Chance constrained optimal sizing of a hybrid PV/battery/hydrogen isolated microgrid: A life-cycle analysis

Abstract

Isolated microgrids offer a great potential for capturing advancements in renewable energy sources (RES) and storage technologies. Prospects for such systems include industrial, commercial, and residential areas, where grid connection is not possible or not economical. Planning isolated microgrids must be accurate, such that it preserves system security and avoids resource oversizing. This paper introduces a microgrid, composed of multiple storage components and a solar PV system, with the goal to optimally size the PV plant, battery capacity, fuel cell rating, electrolyzer rating and hydrogen tank size to match the load demand and reduce the life cycle cost of the entire system.

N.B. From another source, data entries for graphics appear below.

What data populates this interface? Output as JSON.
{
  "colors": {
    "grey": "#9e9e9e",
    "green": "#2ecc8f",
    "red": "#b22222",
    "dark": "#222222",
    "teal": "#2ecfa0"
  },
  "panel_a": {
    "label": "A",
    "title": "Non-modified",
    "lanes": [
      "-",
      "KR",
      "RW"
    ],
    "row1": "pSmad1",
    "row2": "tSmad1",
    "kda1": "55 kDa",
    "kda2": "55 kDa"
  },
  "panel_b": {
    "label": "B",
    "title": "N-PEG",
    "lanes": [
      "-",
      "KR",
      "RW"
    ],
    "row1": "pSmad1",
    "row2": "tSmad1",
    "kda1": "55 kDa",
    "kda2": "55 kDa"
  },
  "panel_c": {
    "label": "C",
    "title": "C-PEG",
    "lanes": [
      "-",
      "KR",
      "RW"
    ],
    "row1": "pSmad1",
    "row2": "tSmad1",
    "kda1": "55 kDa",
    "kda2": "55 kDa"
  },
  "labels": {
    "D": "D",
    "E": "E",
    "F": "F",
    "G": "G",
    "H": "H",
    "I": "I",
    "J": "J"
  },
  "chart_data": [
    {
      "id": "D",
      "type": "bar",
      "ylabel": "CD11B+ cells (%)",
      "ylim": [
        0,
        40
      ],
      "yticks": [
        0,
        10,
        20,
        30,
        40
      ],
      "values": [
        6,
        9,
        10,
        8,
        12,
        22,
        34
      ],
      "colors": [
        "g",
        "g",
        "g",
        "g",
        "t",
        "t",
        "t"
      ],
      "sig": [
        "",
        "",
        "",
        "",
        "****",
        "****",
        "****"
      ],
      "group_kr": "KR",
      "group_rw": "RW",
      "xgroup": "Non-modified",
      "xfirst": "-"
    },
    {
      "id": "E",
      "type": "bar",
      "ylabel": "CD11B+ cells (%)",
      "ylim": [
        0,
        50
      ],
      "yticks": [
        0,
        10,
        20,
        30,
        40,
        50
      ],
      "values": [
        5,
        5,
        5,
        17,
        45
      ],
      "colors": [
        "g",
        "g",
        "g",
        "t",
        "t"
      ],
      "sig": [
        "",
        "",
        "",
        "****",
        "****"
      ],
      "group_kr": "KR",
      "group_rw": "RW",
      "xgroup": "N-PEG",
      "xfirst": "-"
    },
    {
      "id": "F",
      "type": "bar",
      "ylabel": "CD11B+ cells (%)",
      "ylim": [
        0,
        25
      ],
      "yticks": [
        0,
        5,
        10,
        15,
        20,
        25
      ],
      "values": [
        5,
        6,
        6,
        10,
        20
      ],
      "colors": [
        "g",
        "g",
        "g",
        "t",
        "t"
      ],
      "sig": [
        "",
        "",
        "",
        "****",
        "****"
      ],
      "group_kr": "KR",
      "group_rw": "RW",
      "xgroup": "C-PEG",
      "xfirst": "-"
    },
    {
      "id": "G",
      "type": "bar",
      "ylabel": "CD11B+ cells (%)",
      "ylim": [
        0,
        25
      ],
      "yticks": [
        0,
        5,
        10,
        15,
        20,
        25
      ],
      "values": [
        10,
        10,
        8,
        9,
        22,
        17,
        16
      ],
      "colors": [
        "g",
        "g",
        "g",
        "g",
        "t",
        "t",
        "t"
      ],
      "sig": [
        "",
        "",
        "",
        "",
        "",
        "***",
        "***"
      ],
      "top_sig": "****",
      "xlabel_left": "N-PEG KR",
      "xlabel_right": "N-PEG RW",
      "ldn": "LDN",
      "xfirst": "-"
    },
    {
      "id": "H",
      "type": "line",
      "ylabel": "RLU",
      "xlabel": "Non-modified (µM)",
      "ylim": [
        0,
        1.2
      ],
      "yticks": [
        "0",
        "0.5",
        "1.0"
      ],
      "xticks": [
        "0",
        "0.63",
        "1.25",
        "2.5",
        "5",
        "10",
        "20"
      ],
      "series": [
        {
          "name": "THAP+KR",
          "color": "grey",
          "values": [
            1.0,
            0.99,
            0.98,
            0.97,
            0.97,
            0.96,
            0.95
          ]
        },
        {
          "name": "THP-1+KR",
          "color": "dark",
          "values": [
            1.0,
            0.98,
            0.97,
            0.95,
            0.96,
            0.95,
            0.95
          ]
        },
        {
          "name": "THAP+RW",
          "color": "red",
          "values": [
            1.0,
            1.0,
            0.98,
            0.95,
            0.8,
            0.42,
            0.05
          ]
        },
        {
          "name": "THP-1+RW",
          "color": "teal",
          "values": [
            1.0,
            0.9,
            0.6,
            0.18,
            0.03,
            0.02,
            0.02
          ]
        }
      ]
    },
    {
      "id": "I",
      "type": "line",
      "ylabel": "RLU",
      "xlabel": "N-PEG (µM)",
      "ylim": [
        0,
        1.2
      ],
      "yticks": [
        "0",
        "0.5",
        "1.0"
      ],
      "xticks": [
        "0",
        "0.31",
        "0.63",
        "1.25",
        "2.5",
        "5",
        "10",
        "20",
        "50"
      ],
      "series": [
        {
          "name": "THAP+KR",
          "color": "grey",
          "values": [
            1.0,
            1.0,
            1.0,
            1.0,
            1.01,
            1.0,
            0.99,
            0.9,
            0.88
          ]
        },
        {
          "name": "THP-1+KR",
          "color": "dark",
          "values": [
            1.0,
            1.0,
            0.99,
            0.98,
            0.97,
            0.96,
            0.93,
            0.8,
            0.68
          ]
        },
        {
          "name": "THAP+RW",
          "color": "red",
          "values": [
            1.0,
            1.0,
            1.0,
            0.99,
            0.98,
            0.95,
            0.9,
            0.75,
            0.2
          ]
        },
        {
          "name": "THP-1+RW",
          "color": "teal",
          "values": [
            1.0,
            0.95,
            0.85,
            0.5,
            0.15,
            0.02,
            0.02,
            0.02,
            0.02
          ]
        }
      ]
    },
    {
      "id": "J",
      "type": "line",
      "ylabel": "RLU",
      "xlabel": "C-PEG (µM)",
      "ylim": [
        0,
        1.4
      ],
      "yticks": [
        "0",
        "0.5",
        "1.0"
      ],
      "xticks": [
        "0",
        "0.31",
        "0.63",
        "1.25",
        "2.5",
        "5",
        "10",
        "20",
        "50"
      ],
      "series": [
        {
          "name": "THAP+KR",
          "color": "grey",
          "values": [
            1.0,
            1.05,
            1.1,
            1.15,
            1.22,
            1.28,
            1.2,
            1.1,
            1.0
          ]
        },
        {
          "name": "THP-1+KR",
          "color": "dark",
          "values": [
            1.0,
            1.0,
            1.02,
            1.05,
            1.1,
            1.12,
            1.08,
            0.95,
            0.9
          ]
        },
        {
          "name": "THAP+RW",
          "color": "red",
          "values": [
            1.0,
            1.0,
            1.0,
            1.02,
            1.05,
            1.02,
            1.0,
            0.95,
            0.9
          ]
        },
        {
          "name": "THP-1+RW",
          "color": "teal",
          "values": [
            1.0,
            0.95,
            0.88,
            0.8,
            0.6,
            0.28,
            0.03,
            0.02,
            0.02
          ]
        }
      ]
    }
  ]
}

A PV plant is used as the main energy source, while battery and hydrogen storage systems provide the maneuvering needed for covering the periods of sun absence. To accommodate PV and load uncertainties due to weather conditions, a chance constrained (CC) optimal sizing mixed integer linear programming (MILP) problem is formulated. CC optimization provides a great window for stochasticity inclusion and sizing based on criticality level of application. To prove the fidelity of the results, the system is required to achieve at least 80 % success of 100 different scenarios generated for the modeled system. The results show the capacities of the various components needed to meet the load requirements of a microgrid with a PV source, hydrogen storage system and a battery energy storage system. The total life cycle cost of the system for a period of 25 years is found to be US$1.221 m.